El futuro del Xiringüelu

Embridar cañas de bambú fue una de las tareas que tuvieron los niños.
Embridar cañas de bambú fue una de las tareas que tuvieron los niños. / FOTOS: DAMIÁN ARIENZA

En el Xirinfantil se enseñó a los niños a montar una caseta y a escanciar... agua

PABLO A. MARÍN ESTRADA

La cuenta atrás para el Xiringüelu comenzó ayer y con ella el inicio de los fiestas que el domingo tendrán su punto culminante en la tradicional romería en el prau Salcéu. El Xirinfantil, actividad destinada a sembrar en los más pequeños el espíritu de la popular fiesta, fue el punto de partida y congregó frente a la Colegiata a un buen número de futuros 'xiringüeleros', acompañados de sus padres y de vecinos y visitantes que no quisieron perderse la actividad, con la que la Cofradía del Xiringüelu, organizadora de los festejos, busca ampliar la participación más allá del día grande.

Con cierto retraso, motivado por la nutrida afluencia de participantes (a la hora de comienzo había más de un centenar de niños y niñas inscritos, a los que se sumarían más), los miembros de la Cofradía se dispusieron a organizar por grupos de edad a los pequeños para que fuesen emprendiendo las distintas tareas con las que montar una caseta y terminar escanciando agua en botellas de sidra. Clavar puntas sobre un madero, colocar un palo en un caldero de arena y embridar cañas de bambú, tal como hacen los mayores en el montaje de los chiringuitos de cada peña en el prau Salcéu, fueron las tareas encomendadas, además del miniconcurso de escanciado.
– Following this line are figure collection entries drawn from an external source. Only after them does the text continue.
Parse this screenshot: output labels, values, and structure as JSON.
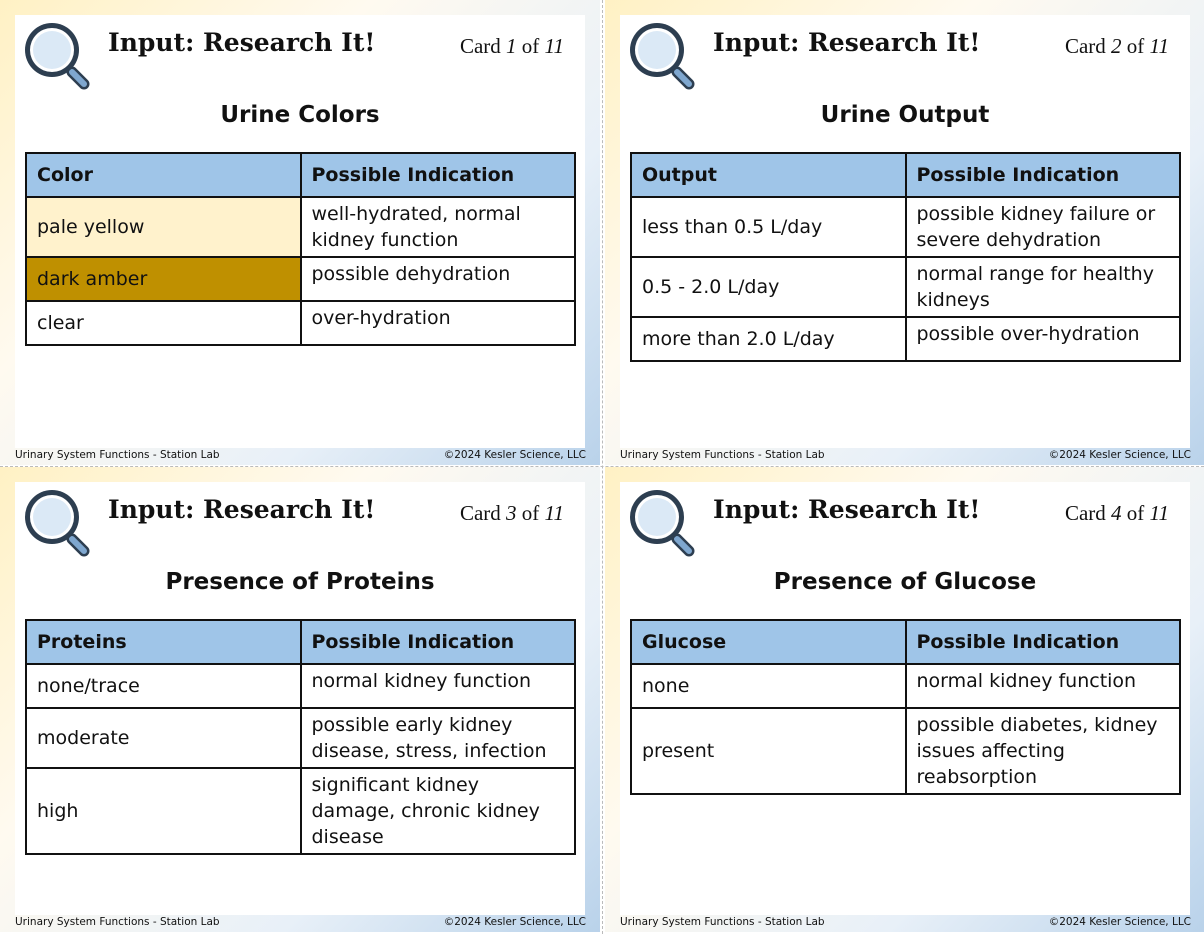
{
  "cards": [
    {
      "title": "Input: Research It!",
      "card_word": "Card",
      "number": 1,
      "of_word": "of",
      "total": 11,
      "heading": "Urine Colors",
      "columns": [
        "Color",
        "Possible Indication"
      ],
      "rows": [
        {
          "cells": [
            "pale yellow",
            "well-hydrated, normal kidney function"
          ],
          "color": "#fff2cc"
        },
        {
          "cells": [
            "dark amber",
            "possible dehydration"
          ],
          "color": "#bf9000"
        },
        {
          "cells": [
            "clear",
            "over-hydration"
          ]
        }
      ],
      "footer_left": "Urinary System Functions - Station Lab",
      "footer_right": "©2024 Kesler Science, LLC"
    },
    {
      "title": "Input: Research It!",
      "card_word": "Card",
      "number": 2,
      "of_word": "of",
      "total": 11,
      "heading": "Urine Output",
      "columns": [
        "Output",
        "Possible Indication"
      ],
      "rows": [
        {
          "cells": [
            "less than 0.5 L/day",
            "possible kidney failure or severe dehydration"
          ]
        },
        {
          "cells": [
            "0.5 - 2.0 L/day",
            "normal range for healthy kidneys"
          ]
        },
        {
          "cells": [
            "more than 2.0 L/day",
            "possible over-hydration"
          ]
        }
      ],
      "footer_left": "Urinary System Functions - Station Lab",
      "footer_right": "©2024 Kesler Science, LLC"
    },
    {
      "title": "Input: Research It!",
      "card_word": "Card",
      "number": 3,
      "of_word": "of",
      "total": 11,
      "heading": "Presence of Proteins",
      "columns": [
        "Proteins",
        "Possible Indication"
      ],
      "rows": [
        {
          "cells": [
            "none/trace",
            "normal kidney function"
          ]
        },
        {
          "cells": [
            "moderate",
            "possible early kidney disease, stress, infection"
          ]
        },
        {
          "cells": [
            "high",
            "significant kidney damage, chronic kidney disease"
          ]
        }
      ],
      "footer_left": "Urinary System Functions - Station Lab",
      "footer_right": "©2024 Kesler Science, LLC"
    },
    {
      "title": "Input: Research It!",
      "card_word": "Card",
      "number": 4,
      "of_word": "of",
      "total": 11,
      "heading": "Presence of Glucose",
      "columns": [
        "Glucose",
        "Possible Indication"
      ],
      "rows": [
        {
          "cells": [
            "none",
            "normal kidney function"
          ]
        },
        {
          "cells": [
            "present",
            "possible diabetes, kidney issues affecting reabsorption"
          ]
        }
      ],
      "footer_left": "Urinary System Functions - Station Lab",
      "footer_right": "©2024 Kesler Science, LLC"
    }
  ]
}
Al término de las mismas la organización obsequiaba a los niños con un 'kit' de merienda en una bolsa con el logo del Xiringüelu 2017.

Mientras se organizaban los primeros grupos, Higinio Iglesias, miembro de la cofradía, preparaba los maderos para clavar puntas y explicaba el sentido de la actividad infantil como «una forma de que los niños socialicen y se despierte en ellos el interés por mantener este activo cultural y patrimonial de Pravia que es el Xiringüelu». Otro cofrade, Guillermo Martínez, impartía instrucciones a los miembros de la organización para distribuir los grupos de chavales: «La iniciativa busca echar los cimientos en los más jóvenes para que siga la fiesta», afirmaba y preguntado si no pensaba que podía causar polémica la inclusión entre las actividades de un concurso de escanciadores para niños, manifestaba que «el 95% o más de los chiquillos son asturianos, por tanto están acostumbrados a ver escanciar en las sidrerías o a sus padres, es una cosa normal» y recordaba que «aunque se usan botellas de sidra, es agua lo que tienen».
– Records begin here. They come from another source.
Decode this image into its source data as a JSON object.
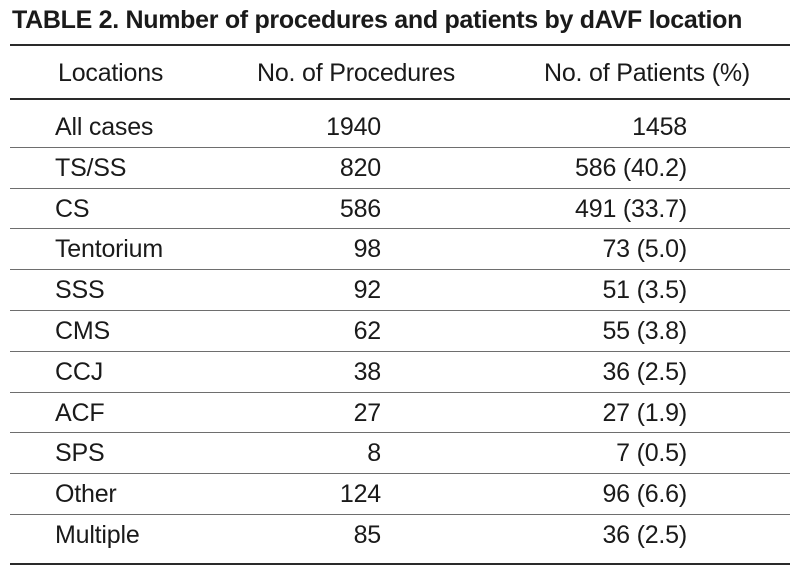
{
  "table": {
    "title": "TABLE 2. Number of procedures and patients by dAVF location",
    "headers": [
      "Locations",
      "No. of Procedures",
      "No. of Patients (%)"
    ],
    "rows": [
      {
        "location": "All cases",
        "procedures": "1940",
        "patients": "1458"
      },
      {
        "location": "TS/SS",
        "procedures": "820",
        "patients": "586 (40.2)"
      },
      {
        "location": "CS",
        "procedures": "586",
        "patients": "491 (33.7)"
      },
      {
        "location": "Tentorium",
        "procedures": "98",
        "patients": "73 (5.0)"
      },
      {
        "location": "SSS",
        "procedures": "92",
        "patients": "51 (3.5)"
      },
      {
        "location": "CMS",
        "procedures": "62",
        "patients": "55 (3.8)"
      },
      {
        "location": "CCJ",
        "procedures": "38",
        "patients": "36 (2.5)"
      },
      {
        "location": "ACF",
        "procedures": "27",
        "patients": "27 (1.9)"
      },
      {
        "location": "SPS",
        "procedures": "8",
        "patients": "7 (0.5)"
      },
      {
        "location": "Other",
        "procedures": "124",
        "patients": "96 (6.6)"
      },
      {
        "location": "Multiple",
        "procedures": "85",
        "patients": "36 (2.5)"
      }
    ]
  }
}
Mientras un grupo de pequeños levantaba las botellas para echar sus culinos, Loli Iglesias, praviana de Naveces, animaba a su nieto Dani, de 8 años: «Echa sidra mejor que muchos paisanos, seguro que gana». El pequeño corroboraba las palabras de su abuela escanciando con gran pericia y conseguía sacar los seis culetes de agua de la prueba.
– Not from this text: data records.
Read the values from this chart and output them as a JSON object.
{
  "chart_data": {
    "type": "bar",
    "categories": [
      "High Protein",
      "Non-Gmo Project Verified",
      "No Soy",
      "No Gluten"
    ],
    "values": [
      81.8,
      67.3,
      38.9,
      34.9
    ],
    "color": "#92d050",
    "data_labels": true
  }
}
Paloma González y Daniel Álvarez observaban a su hijo de 6 años realizar las tareas y luego el padre ayudaba a la más pequeña de la familia, de 2 años, a sumarse a un grupo de su misma edad que también participaba en la actividad, todos con sus tutores muy cerca: «Es un aliciente para los críos y para los mayores que no vamos al prau», aseguraban. Cerca, Luis Bermúndez y Pilar Giraldo, vecinos de Oviedo y residentes en Pravia cada verano, contemplaban divertidos a la pequeña Llara: «Está pasándolo genial» y ensalzaban la iniciativa: «Es una buena idea que haya algo también para los niños».

En la plaza de La Colegiata coincidían a escasos metros el alcalde praviano David Álvarez y el del vecino concejo de Soto del Barco, Jaime Menéndez. El primero ponderaba este inicio de las fiestas del Xiringüelu pensado para el público infantil y mostraba su optimismo ante las previsiones meteorológicas para la romería del domingo: «Creo que se va mantener el tiempo y lo que está asegurada es la fiesta». Menéndez se sumaba en los elogios al Xirinfantil: «Siempre vengo y ahí está mi hija de 11 años jugando con los otros niños», decía.

El pequeño Xiringüelu empezaba con éxito preludiando el que tendrá la romería del prau Salcéu el domingo, en la que habrá 150 casetas y una previsión de asistencia de unas 30.000 personas. La cuenta ya está echada.